Rain pounded on the windowpanes as they strode along the empty corridors back to Gryffindor Tower. Aurora felt as though her first day had lasted a week, but she still had a mountain of homework to do before bed. Aurora glanced out of a rain-washed window at the dark grounds as they turned into the Fat Lady's corridor. There was still no light in Hagrid's cabin.

"Mimbulus mimbletonia," said Hermione, before the Fat Lady could ask. The portrait swung open to reveal the hole behind and the three of them scrambled back through it.

The common room was almost empty; nearly everyone was still down at dinner. Crookshanks uncoiled himself from an armchair and trotted to meet them, purring loudly, and when Harry, Ron, Aurora, and Hermione took their four favorite chairs at the fireside he leapt lightly into Hermione's lap and curled up there like a furry ginger cushion.

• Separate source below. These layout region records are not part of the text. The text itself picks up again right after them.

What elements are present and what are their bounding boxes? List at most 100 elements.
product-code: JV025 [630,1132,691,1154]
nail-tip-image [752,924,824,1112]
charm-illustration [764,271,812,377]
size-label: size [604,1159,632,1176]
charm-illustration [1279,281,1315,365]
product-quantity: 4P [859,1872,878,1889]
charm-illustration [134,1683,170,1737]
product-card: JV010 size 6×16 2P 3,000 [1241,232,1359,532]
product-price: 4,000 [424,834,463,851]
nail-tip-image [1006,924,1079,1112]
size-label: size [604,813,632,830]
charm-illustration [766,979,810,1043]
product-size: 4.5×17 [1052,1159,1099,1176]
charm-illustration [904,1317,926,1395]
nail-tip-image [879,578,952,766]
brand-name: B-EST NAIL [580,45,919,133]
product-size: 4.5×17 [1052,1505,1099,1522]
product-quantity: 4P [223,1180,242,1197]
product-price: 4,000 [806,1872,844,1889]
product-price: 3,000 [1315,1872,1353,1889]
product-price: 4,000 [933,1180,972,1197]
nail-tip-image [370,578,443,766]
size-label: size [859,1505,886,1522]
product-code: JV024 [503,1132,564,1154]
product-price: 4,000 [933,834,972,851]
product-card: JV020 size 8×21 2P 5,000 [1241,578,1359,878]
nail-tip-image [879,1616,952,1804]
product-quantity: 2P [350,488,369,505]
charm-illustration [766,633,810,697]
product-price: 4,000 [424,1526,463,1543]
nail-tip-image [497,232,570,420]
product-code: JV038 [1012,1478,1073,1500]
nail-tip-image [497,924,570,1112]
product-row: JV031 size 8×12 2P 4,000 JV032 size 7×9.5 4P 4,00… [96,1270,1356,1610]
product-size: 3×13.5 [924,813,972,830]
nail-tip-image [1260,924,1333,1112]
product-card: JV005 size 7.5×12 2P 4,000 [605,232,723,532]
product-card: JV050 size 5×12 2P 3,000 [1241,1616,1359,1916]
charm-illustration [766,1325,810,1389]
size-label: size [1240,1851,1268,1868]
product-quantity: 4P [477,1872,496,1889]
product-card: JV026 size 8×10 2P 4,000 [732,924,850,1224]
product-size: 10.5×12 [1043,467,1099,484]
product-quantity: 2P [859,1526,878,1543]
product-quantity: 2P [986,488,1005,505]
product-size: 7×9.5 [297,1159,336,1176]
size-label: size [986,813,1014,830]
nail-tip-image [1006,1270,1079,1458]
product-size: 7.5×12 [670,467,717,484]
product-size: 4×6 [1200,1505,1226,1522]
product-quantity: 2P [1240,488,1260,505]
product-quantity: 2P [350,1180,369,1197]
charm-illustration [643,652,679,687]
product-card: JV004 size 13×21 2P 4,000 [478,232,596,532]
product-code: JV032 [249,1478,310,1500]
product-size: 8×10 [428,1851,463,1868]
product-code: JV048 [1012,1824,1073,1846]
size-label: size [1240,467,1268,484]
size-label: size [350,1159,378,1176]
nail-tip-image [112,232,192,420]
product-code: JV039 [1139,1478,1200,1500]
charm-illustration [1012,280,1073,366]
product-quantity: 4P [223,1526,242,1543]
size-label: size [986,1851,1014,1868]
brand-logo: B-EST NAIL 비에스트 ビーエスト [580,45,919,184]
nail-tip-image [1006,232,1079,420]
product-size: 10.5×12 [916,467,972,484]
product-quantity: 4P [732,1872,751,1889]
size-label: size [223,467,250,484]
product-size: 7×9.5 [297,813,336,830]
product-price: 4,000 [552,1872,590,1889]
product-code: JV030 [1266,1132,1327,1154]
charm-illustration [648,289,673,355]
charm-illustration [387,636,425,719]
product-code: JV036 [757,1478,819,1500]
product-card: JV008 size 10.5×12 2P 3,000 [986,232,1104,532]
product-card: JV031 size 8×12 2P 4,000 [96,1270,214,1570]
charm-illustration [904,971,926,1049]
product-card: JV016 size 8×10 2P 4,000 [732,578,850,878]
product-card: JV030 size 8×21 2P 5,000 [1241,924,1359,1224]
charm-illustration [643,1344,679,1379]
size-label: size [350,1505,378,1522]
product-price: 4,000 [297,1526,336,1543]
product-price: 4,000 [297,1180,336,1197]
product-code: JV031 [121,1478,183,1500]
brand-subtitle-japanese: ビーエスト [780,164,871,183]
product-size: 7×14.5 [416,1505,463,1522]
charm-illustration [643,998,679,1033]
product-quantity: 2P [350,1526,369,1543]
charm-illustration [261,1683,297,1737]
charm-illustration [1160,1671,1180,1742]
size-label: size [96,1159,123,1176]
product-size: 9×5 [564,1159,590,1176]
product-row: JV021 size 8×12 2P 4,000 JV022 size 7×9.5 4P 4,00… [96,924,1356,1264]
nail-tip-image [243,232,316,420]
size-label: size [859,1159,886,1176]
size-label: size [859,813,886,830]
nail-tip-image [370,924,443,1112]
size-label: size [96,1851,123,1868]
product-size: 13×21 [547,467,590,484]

"How can Dumbledore have let this happen?" Hermione cried suddenly, making Harry and Ron jump; Crookshanks leapt off her, looking affronted. She pounded the arms of her chair in fury, so that bits of stuffing leaked out of the holes. "How can he let that terrible woman teach us? And in our O.W.L. year too!"

"Well, we've never had great Defense Against the Dark Arts teachers, have we?" said Harry. "You know what it's like, Hagrid told us, nobody wants the job, they say it's jinxed."

"Yes, but to employ someone who's actually refusing to let us do magic! What's Dumbledore playing at?"

"And she's trying to get people to spy for her," said Ron darkly. "Remember when she said she wanted us to come and tell her if we hear anyone saying You-Know-Who's back?"